Pour ceux qui ne les connaissent pas encore, Antanjula – ce qui signifie « Pont vers l'autre terre » – est un jeune et dynamique duo musical composé de deux jeunes adultes, le Belge Theo Carpentier et l'Allemande Angela Ambrosini. Ils se font connaître avec de la musique intimiste de leur propre création, influencée par différents idiomes stylistiques.
Avec violon et nyckelharpa, ils couvrent une combinaison peu souvent vue. Ils se sont rencontrés lors d'un stage au château allemand Burg Fürsteneck et n'ont depuis lors jamais cessé de jouer ensemble.
Nyckelharpa
La nyckelharpa est aujourd'hui un instrument assez rare. Jusqu'à la fin du 15e siècle cependant, cet instrument particulier était largement répandu en Europe de l'Ouest et du Sud, après quoi il est tombé en désuétude. Seule la Suède a vu l'instrument survivre. Angela Ambrosini y a donné son cœur. À 13 ans, elle a participé en tant que musicienne et compositrice au projet ENCORE (European Nyckelharpa Cooporation Orchestral Experience). Cette même année, elle a eu sa première tournée de concerts en France avec l'ensemble de Lucilla Galeazzi. Elle a depuis joué sur des scènes en Allemagne, en Italie et en Estonie.
Theo Carpentier a étudié le violon au Lemmensinstituut. Son amour pour cet instrument à cordes est si grand qu'il se consacre également au violon baroque et à la musique folklorique. Pour Bending Bridges, leur première représentation, les rangs ont été renforcés par le danseur/chorégraphe Robson Ledesma, également actif à P.A.R.T.S..
De l'obscurité...
...résonne le son particulier de la nyckelharpa. Après quelques accords, le violon rejoint l'instrument sonore assez aigu. Sur une scène sombre se dessine un croissant de lune, formé par l'ombre d'un plateau rond avec une bande blanche au milieu. Lorsque l'intensité lumineuse augmente, les trois protagonistes se dirigent vers la petite aire de jeu ronde. Le danseur s'allonge.
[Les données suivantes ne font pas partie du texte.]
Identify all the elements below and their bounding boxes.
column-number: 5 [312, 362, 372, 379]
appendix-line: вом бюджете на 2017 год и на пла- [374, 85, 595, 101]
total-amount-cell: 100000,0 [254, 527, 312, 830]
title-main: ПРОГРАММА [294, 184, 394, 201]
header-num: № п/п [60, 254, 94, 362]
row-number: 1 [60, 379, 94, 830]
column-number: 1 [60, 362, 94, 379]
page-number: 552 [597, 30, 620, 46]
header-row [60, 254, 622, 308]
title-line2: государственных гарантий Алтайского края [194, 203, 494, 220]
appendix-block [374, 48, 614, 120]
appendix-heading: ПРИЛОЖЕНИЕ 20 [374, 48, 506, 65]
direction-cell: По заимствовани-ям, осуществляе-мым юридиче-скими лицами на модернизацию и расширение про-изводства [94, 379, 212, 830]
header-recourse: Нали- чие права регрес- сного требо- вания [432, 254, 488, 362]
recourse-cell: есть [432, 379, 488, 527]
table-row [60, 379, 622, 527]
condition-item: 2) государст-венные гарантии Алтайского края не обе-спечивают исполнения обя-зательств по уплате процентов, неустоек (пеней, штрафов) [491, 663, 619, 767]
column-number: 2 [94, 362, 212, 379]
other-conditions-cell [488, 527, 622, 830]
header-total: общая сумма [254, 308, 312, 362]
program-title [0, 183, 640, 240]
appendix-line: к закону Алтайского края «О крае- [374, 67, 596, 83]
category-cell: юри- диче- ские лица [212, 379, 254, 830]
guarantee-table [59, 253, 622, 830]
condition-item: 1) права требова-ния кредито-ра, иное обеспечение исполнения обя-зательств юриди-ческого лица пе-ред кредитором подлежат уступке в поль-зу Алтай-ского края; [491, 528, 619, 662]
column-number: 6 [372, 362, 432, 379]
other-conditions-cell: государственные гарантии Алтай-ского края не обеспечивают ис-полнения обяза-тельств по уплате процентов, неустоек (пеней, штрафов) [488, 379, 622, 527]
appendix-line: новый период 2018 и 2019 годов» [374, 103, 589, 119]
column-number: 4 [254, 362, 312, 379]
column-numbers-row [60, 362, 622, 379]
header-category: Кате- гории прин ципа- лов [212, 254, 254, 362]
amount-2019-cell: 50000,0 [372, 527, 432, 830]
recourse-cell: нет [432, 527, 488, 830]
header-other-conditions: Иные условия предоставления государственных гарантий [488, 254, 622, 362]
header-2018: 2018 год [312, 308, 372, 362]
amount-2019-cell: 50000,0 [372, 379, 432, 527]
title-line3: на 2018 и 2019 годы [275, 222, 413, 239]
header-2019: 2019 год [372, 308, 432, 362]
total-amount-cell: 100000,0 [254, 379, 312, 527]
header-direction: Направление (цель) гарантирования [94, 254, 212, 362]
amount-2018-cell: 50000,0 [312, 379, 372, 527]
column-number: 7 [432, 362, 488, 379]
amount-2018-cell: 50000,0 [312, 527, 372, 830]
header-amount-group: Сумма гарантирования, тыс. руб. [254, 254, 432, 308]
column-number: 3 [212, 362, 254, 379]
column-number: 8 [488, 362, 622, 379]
Les musiciens jouent.
Les trois protagonistes se trouvent sur une plateforme qui tourne lentement et se positionnent face à face. Bien que l'aire de jeu soit petite, il n'y a pas de connexion. Trois individus isolés, des âmes solitaires. Sur l'arène de la vie – qui peut être à la fois un champ de bataille et une scène – deux images se rencontrent. Comment vous vous voyez vous-même (identité) et comment les autres vous voient (image). La différence entre l'identité et l'image conduit souvent à la tension et au conflit, mais peut aussi être le début passionnant d'un dialogue.
Ce jeu de ping-pong existe en réalité chaque jour. Parfois vous perdez votre identité dans ce que vous pensez être aux yeux des autres. Vous pouvez aussi vous perdre dans votre image. Ne plus savoir ce qui vient de l'intérieur, parce qu'il y a tellement d'impulsions venant de l'extérieur qui vous influencent. C'est un peu comme marcher sur la corde raide. Vous essayez essentiellement constamment de trouver votre équilibre entre l'intérieur et l'extérieur. C'est d'abord un dialogue avec soi-même et aussi avec tous les autres. Un véritable trésor mental. Quitter le sûr et le familier pour l'inconnu, découvrir l'autre et le monde.
Danser vers l'inconnu
La scène est et reste un réservoir inépuisable d'inspiration et de magnétisme. L'art né de l'exercice ou de la pure improvisation. Si le danseur est d'abord satisfait de sa place sur la petite île intimiste, il devient vite curieux de l'espace autour. Il tend la main vers l'inconnu. Explore l'espace. Peu à peu, il se développe une certaine appréciation, un intérêt l'un pour l'autre et le danseur s'aventure aussi en dehors de l'aire de jeu ronde, encouragé par les sons ludiques du duo de cordes.
Robson Ledesma est un danseur au corps fort et flexible. Avec une musicalité aussi, grâce à laquelle il interprète les notes quasi instinctivement. La beauté simple de ses gestes fluides est captivante. Peu à peu, la lumière diminue. Les musiciens sont enveloppés dans l'obscurité douce de la sécurité.
La première de la performance interdisciplinaire Bending Bridges a eu lieu le 1er mai au Concertgebouw de Brugge et pouvait être vue en direct. Le dernier week-end de juin, le spectacle était en tournée et s'est arrêté à Antwerpen, Gent et Turnhout. En tant que premier travail, une tentative méritoire, mais l'ensemble manque d'ampleur, de profondeur et d'étincelle.